On Thursday, rescue workers who had battled their way through to Tripoli's all but deserted Abu Salim hospital, found themselves confronted with a grim scene: 21 surviving patients barely clinging to life, surrounded by up to 80 decaying bodies. The reality of that is nowhere better described than in Alex Thompson's blog for Channel 4.
With Libya dominating the front pages, only one man could challenge Gaddafi for column inches: the inimitable Steve Jobs, who resigned from his position of CEO at Apple. It sent share prices downwards and the tech community into a flurry of analysis, speculation and debate. Unsurprisingly, as someone who makes her living as an editor, articles such as Jeff Sonderman's 'How Steve Jobs has changed (but not saved) journalism', which debated Jobs' contribution to the media world, were the ones which peaked my interest most. However, I would urge anyone who hasn't yet watched his brilliant Stanford commencement speech from 2005 to head to YouTube now. Journalist, Apple junkie, tech genius, ad exec or whatever best describes you, you won't fail to be inspired - I'd imagine this ability to rouse admiration and kick-start sleeping ambition will be his legacy long after the iPad has been superseded.

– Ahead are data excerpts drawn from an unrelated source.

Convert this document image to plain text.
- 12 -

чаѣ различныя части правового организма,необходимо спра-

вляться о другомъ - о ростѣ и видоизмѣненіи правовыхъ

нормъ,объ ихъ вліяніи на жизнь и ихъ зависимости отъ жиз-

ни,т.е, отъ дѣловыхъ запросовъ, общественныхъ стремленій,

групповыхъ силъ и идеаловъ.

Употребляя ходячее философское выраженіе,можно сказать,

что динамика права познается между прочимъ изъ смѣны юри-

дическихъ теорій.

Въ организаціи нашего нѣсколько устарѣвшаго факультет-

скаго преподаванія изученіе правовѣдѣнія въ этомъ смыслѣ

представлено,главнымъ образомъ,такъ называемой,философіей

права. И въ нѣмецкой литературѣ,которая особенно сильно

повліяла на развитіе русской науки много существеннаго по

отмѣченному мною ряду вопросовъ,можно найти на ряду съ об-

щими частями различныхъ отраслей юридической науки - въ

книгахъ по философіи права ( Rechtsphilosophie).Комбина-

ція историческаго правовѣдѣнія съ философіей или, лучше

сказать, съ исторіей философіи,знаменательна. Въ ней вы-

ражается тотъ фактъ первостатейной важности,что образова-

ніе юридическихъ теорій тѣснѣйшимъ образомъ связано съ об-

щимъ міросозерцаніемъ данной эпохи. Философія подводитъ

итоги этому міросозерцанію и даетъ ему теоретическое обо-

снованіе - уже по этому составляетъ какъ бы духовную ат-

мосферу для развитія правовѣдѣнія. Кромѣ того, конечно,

All those boys grimacing at the GCSE stats, which saw girls racing ahead in the league tables pretty much every way you cut the numbers, should take note. Feeling somewhat jaded by the numerous photos of pretty girls jumping in the air with their results, HuffPost's Lucy Sherriff tracked down four 16-year-old boys to see what their plans were post-GCSEs. For the would-be Jobs in the bunch, maybe they should take heed of Eric Schmidt's keynote speech at the Edinburgh Television Festival this week, which lambasted the British education system for the "drift to the humanities" and not making computer science mandatory in schools. Using his own labels, why need be either a "boffin" or a "luvvy"? And why the need to denigrate the other side? Why indeed? In a world where the man behind the most sophisticated technologies is held up as an example to all, but where nameless individuals put personal risk aside to save lives in a gun-riddled hospital, we need boffins, luvvies, doctors and everyone in-between. Most of all, however, we need young people with ambition, drive and pride - and no GCSE can measure that.